Argument from personal experience
The argument from personal experience is an argument for God's existence on the basis of a personal religious experience. This argument is particularly common among certain branches of Christianity where things like possession and levitating have been reported.
Counter-arguments to the argument from personal experience express concerns over the legitimacy of personal experience as evidence, and challenge the standing of its use as evidence a few different ways. Comparing the personal experiences of the one making the argument to the personal experiences of another is a popular move.
Argument from Universality
Personal experiences are used by believers of all religions, as well as believers in other phenomena, like the paranormal, ghosts and UFOs. Personal experience is treated as a very weak form of personal evidence, as so often it tends to produce contradictory conclusions when treated seriously (i.e. Christians and Muslims and Hindus and Buddhists all claiming that their religion is true). The fact that members of all religions have experiences which are tailored to legitimizing their own religion gives sufficient reason to be skeptical of the form of the data.
- Apologist: I a vision of Jesus, and so I know that the doctrines of protestant Christianity are true and justified.
- Counter-Apologist: Well, that guy over there said he had a vision of Krisna, and so knows the doctrines of Swami Prabhupada are true and justified. Why should I prefer your experience to his?
This is usually followed with a deferral to the subjectivity of experience as a form of evidence. As a third party, the evidence that the two apologists (the Christian and the Hare Krisna) present are of equal value, as I do not have privileged access to either experience.
It is also often noted that individuals in a particular society only ever have visions of the deities and prophets associated with the societies that they have been exposed to.
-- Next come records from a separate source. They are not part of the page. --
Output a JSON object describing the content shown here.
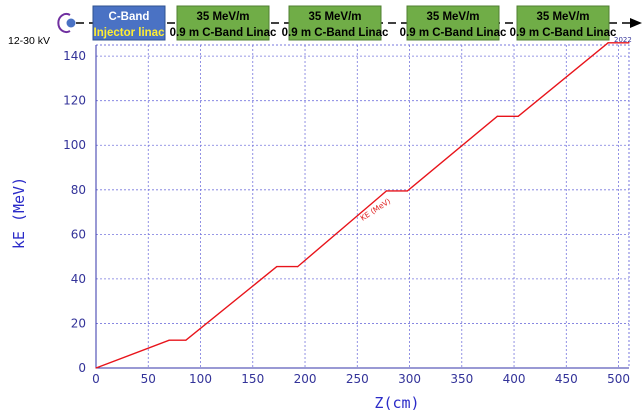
{
  "chart_data": {
    "type": "line",
    "xlabel": "Z(cm)",
    "ylabel": "kE (MeV)",
    "xlim": [
      0,
      510
    ],
    "ylim": [
      0,
      145
    ],
    "xticks": [
      0,
      50,
      100,
      150,
      200,
      250,
      300,
      350,
      400,
      450,
      500
    ],
    "yticks": [
      0,
      20,
      40,
      60,
      80,
      100,
      120,
      140
    ],
    "grid": true,
    "series": [
      {
        "color": "#e8141b",
        "annotation": "KE (MeV)",
        "x": [
          0,
          70,
          86,
          173,
          193,
          278,
          298,
          384,
          404,
          490,
          510
        ],
        "y": [
          0,
          12.5,
          12.5,
          45.5,
          45.5,
          79.5,
          79.5,
          113,
          113,
          146,
          146
        ]
      }
    ],
    "corner_label": "2022"
  },
  "beamline": {
    "source_label": "12-30 kV",
    "injector": {
      "line1": "C-Band",
      "line2": "Injector linac"
    },
    "linacs": [
      {
        "line1": "35 MeV/m",
        "line2": "0.9 m C-Band Linac"
      },
      {
        "line1": "35 MeV/m",
        "line2": "0.9 m C-Band Linac"
      },
      {
        "line1": "35 MeV/m",
        "line2": "0.9 m C-Band Linac"
      },
      {
        "line1": "35 MeV/m",
        "line2": "0.9 m C-Band Linac"
      }
    ]
  },
  "colors": {
    "injector_fill": "#4a72c4",
    "injector_line1": "#ffffff",
    "injector_line2": "#ffee33",
    "linac_fill": "#70ad47",
    "linac_border": "#4f7f30",
    "grid": "#7777dd",
    "curve": "#e8141b",
    "source_arc": "#7030a0"
  }
}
A person in sub-Saharan Africa who has never been exposed to Hinduism has not had a vision of Krisna or Vishnu, and a person in Saudi Arabia who has never been exposed to Christianity has never had a vision of Jesus. However, this move towards the evidence is somewhat controversial, as apologists may be liable to assert the possibility of exceptions to this rule. Such exceptions are plausible, in the form of figures resembling, for example, the Virgin Mary, but usually rely on vague descriptions of the religious figure in question.
Argument from Subjectivity
Personal experiences are subjective and, as such, cannot be directly shared, only anecdotally shared. The issue here is that an individual can only offer an account of their vision. The vision itself isn't available to others for reevaluation. All others just have to take that individuals word for what they saw. This can lead to challenges as to the legitimacy of the evidence.
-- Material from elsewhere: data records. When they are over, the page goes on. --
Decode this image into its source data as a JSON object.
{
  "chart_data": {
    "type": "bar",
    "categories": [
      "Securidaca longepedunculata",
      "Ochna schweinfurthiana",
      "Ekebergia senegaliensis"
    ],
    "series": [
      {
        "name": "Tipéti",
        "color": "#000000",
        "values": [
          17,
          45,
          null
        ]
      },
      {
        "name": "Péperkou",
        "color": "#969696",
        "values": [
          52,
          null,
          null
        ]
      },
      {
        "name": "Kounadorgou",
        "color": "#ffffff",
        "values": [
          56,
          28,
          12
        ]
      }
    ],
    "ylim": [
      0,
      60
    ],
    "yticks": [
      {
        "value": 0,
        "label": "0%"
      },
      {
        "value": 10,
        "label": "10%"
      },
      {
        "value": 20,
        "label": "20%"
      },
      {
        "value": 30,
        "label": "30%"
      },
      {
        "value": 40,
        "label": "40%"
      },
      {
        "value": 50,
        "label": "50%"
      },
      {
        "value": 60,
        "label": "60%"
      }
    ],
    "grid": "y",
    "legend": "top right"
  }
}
- Apologist: I had a vision of Jesus Christ, and he confirmed that my belief in the doctrines of my church was justified and true.
- Counter-Apologist: How can I be sure that you actually had this vision? Isn't it in your interest, as an apologist, to tell me this is the case?
Daniel Dennett has argued that one key to the success of arguments from personal experience is that they are personal. One could invent a story and present it as a factual account of their personal experience and one must necessarily point out that the teller of this personal experience is delusional, a liar, or allow the story to stand as evidence. As generally speaking calling somebody a delusional liar is considered bad form, the stories are often accepted as true.
Argument from Epilepsy
Recently, there has been a great deal of work done on the subject of temporal lope epilepsy and its relationship to religious visions. Neuroscientist V.S. Ramachandran has written a great deal on the subject, asserting that the cause of many visions that religious leaders have had over the years may have been caused by neurological function. The pervasiveness of simulated religious experiences during temporal lobe seizures offers sufficient reason to be skeptical of the claim that a vision of Jesus might actually be caused by the presence of Jesus, and not by an incidental error in the wiring of the brain.
- Apologist: I had an experience of the world such that I knew that there is a God. Everything felt vivid and I understood the Universe, and I knew that God was trying to communicate His love for me.
- Counter-Apologist: Perhaps it is the case that there was a seizure in limbic region of brain that caused you to have those feelings, and not some sort of divine providence.